Putin says school shooting in Kazan 'has shaken all of us'
MOSCOW (AP) — Russian President Vladimir Putin on Thursday said that the deadly school shooting in Kazan “has shaken” the country and ordered the government to revise school security protocols and tighten control over civilian gun ownership.
“The tragedy has definitely shaken all of us,” Putin said, speaking at a meeting with government officials via video link Thursday. “All of Russia... stands with Tatarstan, with Kazan residents, in the difficult days.”
A gunman on Tuesday morning attacked a school in Kazan, the capital of Russia's Tatarstan republic 430 miles (700 kilometers) east of Moscow. Nine people — seven students and two school employees — were killed, and more than 20 others, mostly children, were hospitalized with injuries.
Three wounded children remain in grave condition, Health Minister Mikhail Murashko told Putin at the government meeting Thursday.
The authorities gave no motive as to why Ilnaz Galyaviyev, 19, who was arrested in the shooting, carried out the attack at the school he reportedly used to attend. He appeared in court Wednesday, charged with murder, and was ordered to pre-trial detention for two months. Officials said he legally owned a firearm and exhibited erratic behavior after the arrest.
Putin said Thursday that in order to prevent attacks like the one in Kazan, the authorities need to “seriously raise the requirements for civilian gun owners and tighten control over civilian gun circulation.”
“Decisions here need to be well-founded, and definitely tough,” the Russian president said, adding that officials granting gun ownership permits need to be held accountable for their actions as well.
Putin ordered the head of Russia's National Guard to put together a proposal on how to change gun ownership regulations.
The president also said that the tragedy in Kazan highlighted problems with school security, and tasked the government with introducing a unified security and anti-terror protocol in Russian schools.
Attacks on schools are rare in Russia.
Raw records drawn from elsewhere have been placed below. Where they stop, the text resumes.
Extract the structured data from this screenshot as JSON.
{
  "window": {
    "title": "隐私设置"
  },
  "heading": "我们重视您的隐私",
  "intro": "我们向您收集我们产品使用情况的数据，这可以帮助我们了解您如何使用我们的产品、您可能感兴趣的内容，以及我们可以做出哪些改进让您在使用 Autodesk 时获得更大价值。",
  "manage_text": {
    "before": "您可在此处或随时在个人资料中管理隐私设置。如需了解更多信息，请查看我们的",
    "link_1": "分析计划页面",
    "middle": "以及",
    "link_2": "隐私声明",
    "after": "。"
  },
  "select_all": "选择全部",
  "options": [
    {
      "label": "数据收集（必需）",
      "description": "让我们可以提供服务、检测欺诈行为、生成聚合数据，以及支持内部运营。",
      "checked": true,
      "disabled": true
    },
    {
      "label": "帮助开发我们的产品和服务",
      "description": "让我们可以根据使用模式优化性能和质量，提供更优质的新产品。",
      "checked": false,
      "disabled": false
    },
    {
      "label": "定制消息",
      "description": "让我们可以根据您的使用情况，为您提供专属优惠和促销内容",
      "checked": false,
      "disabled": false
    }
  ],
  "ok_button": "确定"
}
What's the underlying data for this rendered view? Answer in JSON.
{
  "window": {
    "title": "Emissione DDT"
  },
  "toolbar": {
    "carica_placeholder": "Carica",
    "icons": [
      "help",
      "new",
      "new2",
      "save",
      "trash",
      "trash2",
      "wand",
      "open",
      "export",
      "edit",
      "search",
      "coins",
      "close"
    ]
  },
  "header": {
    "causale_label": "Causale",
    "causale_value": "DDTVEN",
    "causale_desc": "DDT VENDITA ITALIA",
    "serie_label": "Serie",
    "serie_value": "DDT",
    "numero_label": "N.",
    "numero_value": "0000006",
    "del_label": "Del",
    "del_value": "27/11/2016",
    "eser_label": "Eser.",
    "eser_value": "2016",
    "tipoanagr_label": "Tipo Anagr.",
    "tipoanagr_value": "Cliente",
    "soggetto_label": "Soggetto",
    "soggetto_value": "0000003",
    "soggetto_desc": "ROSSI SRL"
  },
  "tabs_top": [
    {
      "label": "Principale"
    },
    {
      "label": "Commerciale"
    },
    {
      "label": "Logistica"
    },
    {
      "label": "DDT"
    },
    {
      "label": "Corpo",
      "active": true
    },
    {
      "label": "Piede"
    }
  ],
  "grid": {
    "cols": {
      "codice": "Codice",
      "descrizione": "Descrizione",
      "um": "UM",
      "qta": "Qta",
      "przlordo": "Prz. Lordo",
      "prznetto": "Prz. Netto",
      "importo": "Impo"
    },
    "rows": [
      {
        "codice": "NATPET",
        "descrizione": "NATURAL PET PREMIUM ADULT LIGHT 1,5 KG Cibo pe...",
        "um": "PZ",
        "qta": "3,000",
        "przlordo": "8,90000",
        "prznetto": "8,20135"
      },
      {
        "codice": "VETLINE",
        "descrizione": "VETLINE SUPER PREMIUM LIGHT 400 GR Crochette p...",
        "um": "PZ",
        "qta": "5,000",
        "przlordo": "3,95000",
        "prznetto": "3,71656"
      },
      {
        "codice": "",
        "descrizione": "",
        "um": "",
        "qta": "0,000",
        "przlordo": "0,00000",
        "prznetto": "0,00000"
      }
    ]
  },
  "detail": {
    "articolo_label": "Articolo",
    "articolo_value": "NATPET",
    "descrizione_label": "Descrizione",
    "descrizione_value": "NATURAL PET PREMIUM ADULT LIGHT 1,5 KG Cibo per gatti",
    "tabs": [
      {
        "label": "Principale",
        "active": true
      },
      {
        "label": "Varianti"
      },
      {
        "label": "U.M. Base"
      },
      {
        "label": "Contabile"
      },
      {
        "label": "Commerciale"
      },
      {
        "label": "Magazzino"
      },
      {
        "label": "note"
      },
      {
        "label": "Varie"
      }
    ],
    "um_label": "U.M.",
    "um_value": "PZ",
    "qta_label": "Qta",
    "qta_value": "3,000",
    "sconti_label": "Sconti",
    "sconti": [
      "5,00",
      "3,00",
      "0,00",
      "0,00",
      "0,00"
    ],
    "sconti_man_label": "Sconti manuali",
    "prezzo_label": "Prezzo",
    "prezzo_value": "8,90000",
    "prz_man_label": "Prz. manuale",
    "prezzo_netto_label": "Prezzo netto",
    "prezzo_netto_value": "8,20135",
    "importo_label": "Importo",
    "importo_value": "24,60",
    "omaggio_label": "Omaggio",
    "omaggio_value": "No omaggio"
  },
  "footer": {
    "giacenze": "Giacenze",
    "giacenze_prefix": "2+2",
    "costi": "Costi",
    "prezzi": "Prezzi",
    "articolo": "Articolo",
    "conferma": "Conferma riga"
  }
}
The deadliest school attack in Russia took place in 2004 in the city of Beslan, when Islamic militants took more than 1,000 people hostage for several days. The siege ended in gunfire and explosions, leaving 334 dead, more than half of them children.
In 2018, a teenager killed 20 people at his vocational school before killing himself in the Crimean city of Kerch. In the wake of that attack, Putin ordered authorities to tighten control over gun ownership.
Guns are tightly restricted in Russia. Civilians over 18 can obtain permits for hunting or sports firearms after medical checks. It is illegal to own handguns, guns that shoot in bursts or that have magazines with more than a 10-cartridge capacity.
Most of the measures to tighten gun control proposed after the 2018 rampage — such as raising the minimum age for gun possession, more frequent medical checks for obtaining or renewing a gun permit, and stricter punishments for gun violations — were never implemented.
In particular, a suggestion that people who have a license for firearms should notify authorities about their travel raised an outcry and was quietly scrapped, along with a proposal to raise the minimal age for gun ownership from 18 to 21.
National Guard head Victor Zolotov once again proposed raising the minimum age for gun possession from 18 to 21 at Thursday's government meeting. He also suggested introducing psychological tests for those seeking to obtain a firearm and barring private clinics from issuing medical certificates needed for a gun permit.